Given how well Trump is doing, this may seem like an odd question to ask, but are the polls actually under-representing Trump's support among Republicans?
One thing is for sure: Despite widespread condemnation, Trump's proposed temporary halt to Muslim immigration seems to be working to his advantage. At Tuesday night's CNN debate in Las Vegas, Jeb Bush deserved credit for challenging Trump and refusing to scapegoat all Muslims. However, his was a lonely voice. It's significant that criticism from the other candidates was muted. Partly that's because, we know from polling, a majority of Republicans agree with Trump. But it's also true that everyone draws the line somewhere. For Trump, the line was drawn at 14 American deaths in San Bernardino. For other candidates, it may be 140, 1,400, or 14,000. If you doubt it, ask if they are willing to unequivocally take an immigration ban off the table as a wartime measure.

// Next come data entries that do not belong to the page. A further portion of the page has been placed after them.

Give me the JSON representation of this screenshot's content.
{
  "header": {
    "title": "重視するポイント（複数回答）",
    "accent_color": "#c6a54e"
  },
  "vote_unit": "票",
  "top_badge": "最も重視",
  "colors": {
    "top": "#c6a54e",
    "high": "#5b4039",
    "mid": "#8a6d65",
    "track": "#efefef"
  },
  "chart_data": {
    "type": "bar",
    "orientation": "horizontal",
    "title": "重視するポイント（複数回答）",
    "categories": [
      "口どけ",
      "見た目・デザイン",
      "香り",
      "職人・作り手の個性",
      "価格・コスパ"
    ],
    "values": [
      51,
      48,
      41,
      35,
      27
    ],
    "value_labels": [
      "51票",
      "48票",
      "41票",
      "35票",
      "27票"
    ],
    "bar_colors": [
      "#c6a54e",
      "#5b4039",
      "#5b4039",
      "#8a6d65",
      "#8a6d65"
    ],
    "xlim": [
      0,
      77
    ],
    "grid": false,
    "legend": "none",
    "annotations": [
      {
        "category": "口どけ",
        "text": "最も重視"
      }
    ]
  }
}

That Trump was willing to bring it forward means something to the legion of fans that admire him for saying out loud what others are only thinking.

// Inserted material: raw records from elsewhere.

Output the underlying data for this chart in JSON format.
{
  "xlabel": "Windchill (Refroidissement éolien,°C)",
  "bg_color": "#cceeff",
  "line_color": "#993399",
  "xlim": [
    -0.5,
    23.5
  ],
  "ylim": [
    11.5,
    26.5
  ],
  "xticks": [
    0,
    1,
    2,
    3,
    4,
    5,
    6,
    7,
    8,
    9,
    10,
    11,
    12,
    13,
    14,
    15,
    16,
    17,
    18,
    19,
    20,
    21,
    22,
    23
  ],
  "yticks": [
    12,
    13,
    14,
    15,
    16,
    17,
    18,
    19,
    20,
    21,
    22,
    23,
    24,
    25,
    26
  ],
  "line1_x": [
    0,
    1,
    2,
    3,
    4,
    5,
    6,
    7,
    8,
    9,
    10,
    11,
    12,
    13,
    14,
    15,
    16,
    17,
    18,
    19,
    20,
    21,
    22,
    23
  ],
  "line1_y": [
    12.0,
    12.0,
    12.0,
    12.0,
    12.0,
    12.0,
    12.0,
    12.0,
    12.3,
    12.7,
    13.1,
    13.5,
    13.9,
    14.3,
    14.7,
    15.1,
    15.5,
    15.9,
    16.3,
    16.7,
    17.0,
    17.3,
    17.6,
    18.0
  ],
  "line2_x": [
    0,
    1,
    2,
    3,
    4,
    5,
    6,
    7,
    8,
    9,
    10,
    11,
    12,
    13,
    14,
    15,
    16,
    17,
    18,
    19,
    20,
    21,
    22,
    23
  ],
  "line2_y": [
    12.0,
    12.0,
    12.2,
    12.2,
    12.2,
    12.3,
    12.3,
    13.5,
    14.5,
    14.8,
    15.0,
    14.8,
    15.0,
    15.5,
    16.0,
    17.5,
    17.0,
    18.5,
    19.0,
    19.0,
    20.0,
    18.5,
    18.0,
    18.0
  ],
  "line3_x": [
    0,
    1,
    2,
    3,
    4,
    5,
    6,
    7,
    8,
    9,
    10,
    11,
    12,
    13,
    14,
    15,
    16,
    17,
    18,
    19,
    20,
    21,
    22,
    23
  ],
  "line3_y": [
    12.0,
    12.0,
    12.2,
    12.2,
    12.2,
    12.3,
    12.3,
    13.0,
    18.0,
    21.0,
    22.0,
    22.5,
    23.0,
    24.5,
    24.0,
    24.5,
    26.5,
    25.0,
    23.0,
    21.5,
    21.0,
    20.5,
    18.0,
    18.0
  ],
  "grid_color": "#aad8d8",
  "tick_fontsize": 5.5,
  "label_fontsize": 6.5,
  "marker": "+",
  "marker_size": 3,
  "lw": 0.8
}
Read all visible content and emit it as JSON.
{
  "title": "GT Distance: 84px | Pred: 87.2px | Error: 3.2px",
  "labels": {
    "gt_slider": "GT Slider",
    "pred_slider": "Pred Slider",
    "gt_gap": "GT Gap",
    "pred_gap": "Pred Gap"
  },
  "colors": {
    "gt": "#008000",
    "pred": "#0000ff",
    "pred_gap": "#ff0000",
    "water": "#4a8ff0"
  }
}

Because of his harsh immigration policies, openly supporting Trump for some people carries with it risk of shame and humiliation. "Fascist" and "racist" are just some of the negative terms used to describe Trump by his critics. Which leads to the first reason that Trump's support may be undercounted: People lie, and the more ill at ease they are with the questions being asked, the more likely they are to lie in response.
Evidence from polling in Europe suggests anti-immigration candidates do better on automated and online polls than they do on polls that use live interviewers. Voters won't reveal to a stranger that they support an anti-immigration politician, but they will anonymously record it into a machine. The same phenomenon has also been observed here. Over the weekend, The Des Moines Register's live interview poll showed Cruz leading Trump in Iowa, 31-21. Days later, however, the robo-calling PPP poll from Iowa showed Trump leading Cruz, 28-25.

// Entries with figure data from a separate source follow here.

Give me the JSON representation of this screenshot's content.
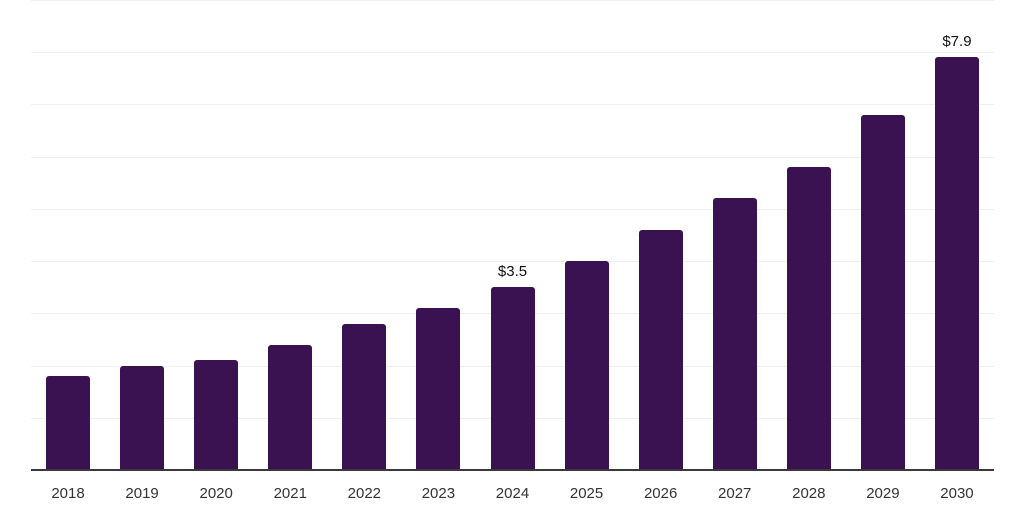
{
  "chart_data": {
    "type": "bar",
    "title": "",
    "xlabel": "",
    "ylabel": "",
    "categories": [
      "2018",
      "2019",
      "2020",
      "2021",
      "2022",
      "2023",
      "2024",
      "2025",
      "2026",
      "2027",
      "2028",
      "2029",
      "2030"
    ],
    "values": [
      1.8,
      2.0,
      2.1,
      2.4,
      2.8,
      3.1,
      3.5,
      4.0,
      4.6,
      5.2,
      5.8,
      6.8,
      7.9
    ],
    "bar_labels": [
      "",
      "",
      "",
      "",
      "",
      "",
      "$3.5",
      "",
      "",
      "",
      "",
      "",
      "$7.9"
    ],
    "ylim": [
      0,
      9
    ],
    "gridline_step": 1,
    "grid": "horizontal-only",
    "legend_position": "none",
    "y_axis_labels_visible": false,
    "colors": {
      "background": "#FFFFFF",
      "bar": "#3A1151",
      "gridline": "#EFEFEF",
      "axis_line": "#3A3A3A",
      "tick_label": "#333333",
      "bar_label": "#111111"
    }
  }
}
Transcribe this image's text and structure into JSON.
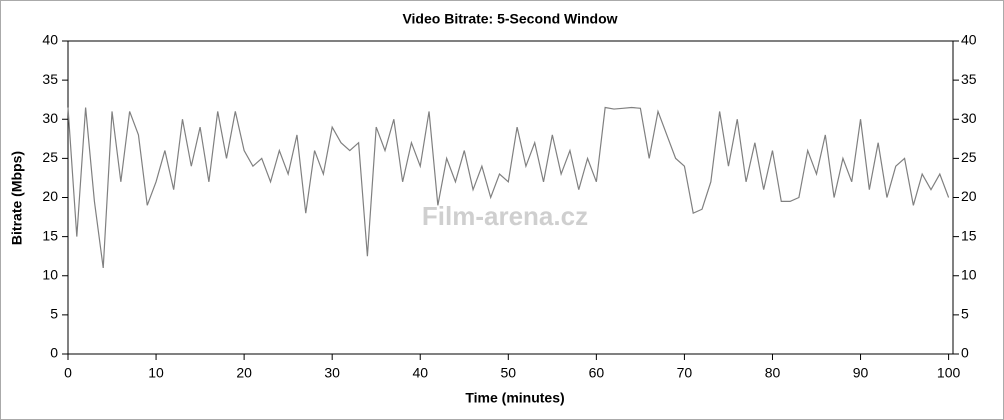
{
  "chart_data": {
    "type": "line",
    "title": "Video Bitrate: 5-Second Window",
    "xlabel": "Time (minutes)",
    "ylabel": "Bitrate (Mbps)",
    "watermark": "Film-arena.cz",
    "x": [
      0,
      1,
      2,
      3,
      4,
      5,
      6,
      7,
      8,
      9,
      10,
      11,
      12,
      13,
      14,
      15,
      16,
      17,
      18,
      19,
      20,
      21,
      22,
      23,
      24,
      25,
      26,
      27,
      28,
      29,
      30,
      31,
      32,
      33,
      34,
      35,
      36,
      37,
      38,
      39,
      40,
      41,
      42,
      43,
      44,
      45,
      46,
      47,
      48,
      49,
      50,
      51,
      52,
      53,
      54,
      55,
      56,
      57,
      58,
      59,
      60,
      61,
      62,
      63,
      64,
      65,
      66,
      67,
      68,
      69,
      70,
      71,
      72,
      73,
      74,
      75,
      76,
      77,
      78,
      79,
      80,
      81,
      82,
      83,
      84,
      85,
      86,
      87,
      88,
      89,
      90,
      91,
      92,
      93,
      94,
      95,
      96,
      97,
      98,
      99,
      100
    ],
    "series": [
      {
        "name": "Bitrate",
        "color": "#808080",
        "values": [
          31.5,
          15,
          31.5,
          19.5,
          11,
          31,
          22,
          31,
          28,
          19,
          22,
          26,
          21,
          30,
          24,
          29,
          22,
          31,
          25,
          31,
          26,
          24,
          25,
          22,
          26,
          23,
          28,
          18,
          26,
          23,
          29,
          27,
          26,
          27,
          12.5,
          29,
          26,
          30,
          22,
          27,
          24,
          31,
          19,
          25,
          22,
          26,
          21,
          24,
          20,
          23,
          22,
          29,
          24,
          27,
          22,
          28,
          23,
          26,
          21,
          25,
          22,
          31.5,
          31.3,
          31.4,
          31.5,
          31.4,
          25,
          31,
          28,
          25,
          24,
          18,
          18.5,
          22,
          31,
          24,
          30,
          22,
          27,
          21,
          26,
          19.5,
          19.5,
          20,
          26,
          23,
          28,
          20,
          25,
          22,
          30,
          21,
          27,
          20,
          24,
          25,
          19,
          23,
          21,
          23,
          20
        ]
      }
    ],
    "xlim": [
      0,
      100.5
    ],
    "xticks": [
      0,
      10,
      20,
      30,
      40,
      50,
      60,
      70,
      80,
      90,
      100
    ],
    "ylim": [
      0,
      40
    ],
    "yticks": [
      0,
      5,
      10,
      15,
      20,
      25,
      30,
      35,
      40
    ],
    "y2lim": [
      0,
      40
    ],
    "y2ticks": [
      0,
      5,
      10,
      15,
      20,
      25,
      30,
      35,
      40
    ],
    "grid": false
  }
}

The second reason Trump's support may be artificially low is the possibility Trump is going to bring nontraditional GOP voters into the primary electorate. I spoke to a rival campaign's pollster who believes some of the state polls are screening so tightly for past GOP primary voters that they could be missing a chunk of Trump voters who have never participated in the primary process. Of course, the question is whether these nontraditional primary voters who have been energized by Trump will follow through and actually show up to vote on a cold, snowy day in Iowa or New Hampshire. Still, a strong argument exists they're being undercounted in polling of likely voters.
In 2008, the energizing force in the Republican primary was the Iraq War. In 2012, it was the economy. In 2016, it's immigration. It's no surprise in hindsight that the candidate with the harshest immigration policies is leading the field. All along, the Washington insiders assured us Trump would self-destruct as we got closer to the first voting. Instead, the real story in 2016 may be that Trump's true support is greater than they or anyone else thought.
Eric Fehrnstrom is a Republican political analyst and media strategist, and was a senior adviser to Governor Mitt Romney.